Perdarahan postpartum ada kalanya merupakan perdarahan yang hebat dan menakutkan sehingga dapat waktu singkat ibu dapat jatuh ke dalam keadaan syok. Atau dapat berupa perdarahan yang menetes perlahan-lahan tetapi terus-terusan yang juga berbahaya karena kita tidak menyangka akhirnya perdarahan berjumlah banyak, ibu menjadi lemas dan juga jatuh dalam subsyok atau syok. Karena itu adalah penting sekali pada setiap ibu yang bersalin dilakukan pengukuran kadar darah secara rutin; serta pengawasan tekanan darah, nadi, pernafasan ibu, dan periksa juga kontraksi uterus dan perdarahan selama 1 jam.

Penanganan
Pencegahan perdarahan postpartum
Mencegah atau sekurang-kurangnya bersiap siaga pada kasus-kasus yang disangka akan terjadi perdarahan adalah penting. Tindakan pencegahan tidak saja dilakukan sewaktu bersalin, namun sudah dimulai sejak ibu hamil dengan melakukan antenatal care yang baik. Ibu-ibu yang mempunyai predisposisi atau riwayat perdarahan postpartum sangat dianjurkan untuk bersalin di rumah sakit.
Di rumah sakit diperiksa keadaan fisik, keadaan umum, kadar Hb, golongan darah, dan bila mungkin tersedia donor darah. Sambil mengawasi persalinan, dipersiapkan keperluan untuk infus dan obat-obatan penguat rahim (uterotonika). Setelah ketuban pecah kepala janin mulai membuka vulva, infuse dipasang dan sewaktu bayi lahir diberikan 1 ampul methergin atau kombinasi dengan 5 satuan sintosinon (=sintometrin intravena). Hasilnya biasanya memuaskan.

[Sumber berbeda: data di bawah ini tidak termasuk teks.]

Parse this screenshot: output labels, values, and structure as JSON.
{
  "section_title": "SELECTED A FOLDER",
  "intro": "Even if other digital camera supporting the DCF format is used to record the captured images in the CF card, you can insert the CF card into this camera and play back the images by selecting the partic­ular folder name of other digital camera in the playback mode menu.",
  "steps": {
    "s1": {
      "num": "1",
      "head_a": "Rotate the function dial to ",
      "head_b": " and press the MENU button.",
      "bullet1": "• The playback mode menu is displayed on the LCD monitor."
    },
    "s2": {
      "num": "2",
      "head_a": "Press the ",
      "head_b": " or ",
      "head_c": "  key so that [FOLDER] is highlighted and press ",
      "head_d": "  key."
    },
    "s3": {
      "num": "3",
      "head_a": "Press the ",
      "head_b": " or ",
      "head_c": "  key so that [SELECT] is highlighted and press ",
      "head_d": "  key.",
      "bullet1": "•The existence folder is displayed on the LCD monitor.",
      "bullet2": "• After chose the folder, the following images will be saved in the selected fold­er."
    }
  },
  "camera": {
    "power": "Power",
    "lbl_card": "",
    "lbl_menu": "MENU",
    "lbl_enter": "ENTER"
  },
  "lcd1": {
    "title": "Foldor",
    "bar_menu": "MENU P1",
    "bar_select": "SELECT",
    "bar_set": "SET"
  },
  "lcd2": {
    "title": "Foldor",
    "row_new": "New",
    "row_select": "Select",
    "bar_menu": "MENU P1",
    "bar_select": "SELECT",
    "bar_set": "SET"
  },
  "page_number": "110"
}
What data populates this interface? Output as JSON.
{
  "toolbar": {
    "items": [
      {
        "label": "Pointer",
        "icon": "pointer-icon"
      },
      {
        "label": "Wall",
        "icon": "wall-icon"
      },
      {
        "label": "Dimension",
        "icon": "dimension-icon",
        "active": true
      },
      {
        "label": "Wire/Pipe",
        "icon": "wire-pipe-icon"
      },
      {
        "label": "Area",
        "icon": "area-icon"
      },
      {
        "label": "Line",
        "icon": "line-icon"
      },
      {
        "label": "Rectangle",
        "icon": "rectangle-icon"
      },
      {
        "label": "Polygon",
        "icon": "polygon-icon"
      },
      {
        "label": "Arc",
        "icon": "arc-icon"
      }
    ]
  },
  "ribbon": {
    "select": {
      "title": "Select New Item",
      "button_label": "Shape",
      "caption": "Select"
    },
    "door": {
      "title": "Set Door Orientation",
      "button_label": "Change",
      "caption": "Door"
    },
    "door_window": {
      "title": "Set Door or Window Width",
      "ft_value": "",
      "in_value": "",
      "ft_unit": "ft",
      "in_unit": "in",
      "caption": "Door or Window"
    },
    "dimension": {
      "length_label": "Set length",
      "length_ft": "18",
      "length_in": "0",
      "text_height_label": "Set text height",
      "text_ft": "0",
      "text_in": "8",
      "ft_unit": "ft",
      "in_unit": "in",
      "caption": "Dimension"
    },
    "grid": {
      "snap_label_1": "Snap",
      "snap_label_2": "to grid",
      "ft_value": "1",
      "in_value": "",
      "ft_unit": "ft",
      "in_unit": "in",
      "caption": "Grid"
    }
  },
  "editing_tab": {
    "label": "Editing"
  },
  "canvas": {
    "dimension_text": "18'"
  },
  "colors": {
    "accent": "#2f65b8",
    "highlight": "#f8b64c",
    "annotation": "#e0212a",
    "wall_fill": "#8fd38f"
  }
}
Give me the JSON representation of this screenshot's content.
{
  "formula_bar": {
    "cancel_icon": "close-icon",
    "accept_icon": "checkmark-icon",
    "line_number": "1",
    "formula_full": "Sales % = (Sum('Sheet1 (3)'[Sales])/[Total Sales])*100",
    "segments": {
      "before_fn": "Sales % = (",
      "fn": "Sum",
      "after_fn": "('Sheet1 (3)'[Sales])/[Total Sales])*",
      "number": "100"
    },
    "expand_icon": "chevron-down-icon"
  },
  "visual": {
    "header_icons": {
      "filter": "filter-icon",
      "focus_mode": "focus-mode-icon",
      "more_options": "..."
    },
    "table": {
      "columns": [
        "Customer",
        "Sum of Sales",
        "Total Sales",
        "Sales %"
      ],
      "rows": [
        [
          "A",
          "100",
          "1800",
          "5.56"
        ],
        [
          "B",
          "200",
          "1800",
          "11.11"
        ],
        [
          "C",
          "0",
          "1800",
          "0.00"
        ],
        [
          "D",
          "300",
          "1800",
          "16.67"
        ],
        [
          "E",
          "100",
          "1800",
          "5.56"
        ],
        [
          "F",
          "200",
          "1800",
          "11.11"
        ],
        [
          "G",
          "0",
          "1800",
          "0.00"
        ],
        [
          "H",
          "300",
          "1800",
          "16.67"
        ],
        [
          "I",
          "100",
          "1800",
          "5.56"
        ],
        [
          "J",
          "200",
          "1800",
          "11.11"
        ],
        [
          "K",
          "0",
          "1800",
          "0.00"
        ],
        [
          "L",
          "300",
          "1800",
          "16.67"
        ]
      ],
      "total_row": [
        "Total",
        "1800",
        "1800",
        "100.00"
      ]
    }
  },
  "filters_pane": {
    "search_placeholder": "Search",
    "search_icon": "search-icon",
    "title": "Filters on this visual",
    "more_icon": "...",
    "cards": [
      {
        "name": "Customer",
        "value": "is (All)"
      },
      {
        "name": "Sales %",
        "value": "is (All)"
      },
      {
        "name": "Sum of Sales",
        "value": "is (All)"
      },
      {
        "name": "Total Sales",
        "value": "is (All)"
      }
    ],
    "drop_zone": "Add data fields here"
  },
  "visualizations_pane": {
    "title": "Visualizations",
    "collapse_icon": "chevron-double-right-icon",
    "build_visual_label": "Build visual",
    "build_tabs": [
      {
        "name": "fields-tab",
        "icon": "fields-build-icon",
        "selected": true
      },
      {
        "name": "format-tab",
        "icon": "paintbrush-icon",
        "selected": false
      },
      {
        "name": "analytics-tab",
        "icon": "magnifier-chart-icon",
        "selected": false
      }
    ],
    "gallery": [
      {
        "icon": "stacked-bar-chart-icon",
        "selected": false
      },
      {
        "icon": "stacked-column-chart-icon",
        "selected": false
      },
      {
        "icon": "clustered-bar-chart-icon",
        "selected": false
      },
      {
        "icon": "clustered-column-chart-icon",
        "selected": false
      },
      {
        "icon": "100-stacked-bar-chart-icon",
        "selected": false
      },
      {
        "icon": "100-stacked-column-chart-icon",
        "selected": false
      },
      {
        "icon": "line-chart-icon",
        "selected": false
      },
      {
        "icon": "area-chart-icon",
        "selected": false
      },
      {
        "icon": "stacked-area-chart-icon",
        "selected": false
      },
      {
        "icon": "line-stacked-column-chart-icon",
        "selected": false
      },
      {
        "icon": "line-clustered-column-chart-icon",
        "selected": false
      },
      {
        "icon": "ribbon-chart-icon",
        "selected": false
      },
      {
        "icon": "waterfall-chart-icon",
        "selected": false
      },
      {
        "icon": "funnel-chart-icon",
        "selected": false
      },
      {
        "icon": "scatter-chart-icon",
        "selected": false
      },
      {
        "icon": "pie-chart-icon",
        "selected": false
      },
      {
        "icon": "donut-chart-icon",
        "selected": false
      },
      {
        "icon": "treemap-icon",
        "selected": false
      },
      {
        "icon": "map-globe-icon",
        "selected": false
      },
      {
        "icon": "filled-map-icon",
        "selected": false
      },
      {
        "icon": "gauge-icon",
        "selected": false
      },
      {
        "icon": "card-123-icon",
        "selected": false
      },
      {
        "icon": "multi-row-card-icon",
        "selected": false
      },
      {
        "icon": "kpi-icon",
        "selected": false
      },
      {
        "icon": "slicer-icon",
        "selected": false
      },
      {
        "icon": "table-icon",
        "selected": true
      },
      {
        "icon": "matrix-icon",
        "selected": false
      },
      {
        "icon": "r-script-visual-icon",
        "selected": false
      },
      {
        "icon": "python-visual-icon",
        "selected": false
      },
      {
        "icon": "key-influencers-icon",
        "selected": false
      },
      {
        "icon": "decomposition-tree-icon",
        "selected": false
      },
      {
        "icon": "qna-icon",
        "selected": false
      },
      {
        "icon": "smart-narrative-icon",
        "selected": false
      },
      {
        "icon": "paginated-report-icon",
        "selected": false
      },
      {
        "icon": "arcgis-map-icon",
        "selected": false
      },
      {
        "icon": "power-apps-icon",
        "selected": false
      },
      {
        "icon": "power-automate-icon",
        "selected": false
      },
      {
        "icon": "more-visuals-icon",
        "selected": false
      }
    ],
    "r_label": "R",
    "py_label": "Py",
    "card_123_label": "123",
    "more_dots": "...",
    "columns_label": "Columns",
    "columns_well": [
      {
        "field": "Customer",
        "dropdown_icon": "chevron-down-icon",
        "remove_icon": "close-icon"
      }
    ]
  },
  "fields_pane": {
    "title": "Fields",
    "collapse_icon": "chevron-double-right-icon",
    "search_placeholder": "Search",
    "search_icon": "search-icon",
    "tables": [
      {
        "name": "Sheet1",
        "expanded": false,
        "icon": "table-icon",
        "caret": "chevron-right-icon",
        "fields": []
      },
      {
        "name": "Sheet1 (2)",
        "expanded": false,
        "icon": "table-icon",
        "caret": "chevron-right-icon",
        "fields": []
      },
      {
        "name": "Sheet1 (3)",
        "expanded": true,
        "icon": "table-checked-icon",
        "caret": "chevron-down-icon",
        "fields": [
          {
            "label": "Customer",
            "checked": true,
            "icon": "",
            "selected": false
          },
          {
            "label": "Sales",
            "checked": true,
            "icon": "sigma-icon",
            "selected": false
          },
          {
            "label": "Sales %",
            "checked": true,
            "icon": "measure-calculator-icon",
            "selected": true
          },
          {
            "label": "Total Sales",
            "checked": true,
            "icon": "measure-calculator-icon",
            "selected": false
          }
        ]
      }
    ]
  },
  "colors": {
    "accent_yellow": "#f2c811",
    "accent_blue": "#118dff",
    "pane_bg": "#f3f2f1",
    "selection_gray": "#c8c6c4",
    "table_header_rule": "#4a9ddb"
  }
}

Pengobatan perdarahan kala uri
Sikap dalam menghadapi perdarahan kala uri ialah :
(1)   Berikan oksitosin
(2)   Cobalah mengeluarkan plasenta menurut cara Crede (1-2 kali)
(3)   Keluarkan plasenta dengan tangan
Pengeluaran plasenta dengan tangan segera sesudah janin lahir dilakukan jika (a) ada sangkaan akan terjadi perdarahan postpartum; (b) ada perdarahan yang banyak (lebih dari 500 cc); (c) terjadi retensio plasenta; (d) dilakukan tindakan obstetri dalam narkosa; atau (e) ada riwayat perdarahan postpartum pada persalinan yang lalu.
Jika masih ada sisa-sisa plasenta yang agak melekat dan masih terdapat perdarahan, segera lakukan utero-vaginal tamponade selama 24 jam, diikuti pemberian uterotonika dan antibiotika selama 3 hari berturut-turut; dan pada hari ke empat baru lakukan kuretase untuk membersihkannya.
Jika disebabkan oleh luka-luka jalan lahir, luka segera dijahit dan perdarahan akan berhenti.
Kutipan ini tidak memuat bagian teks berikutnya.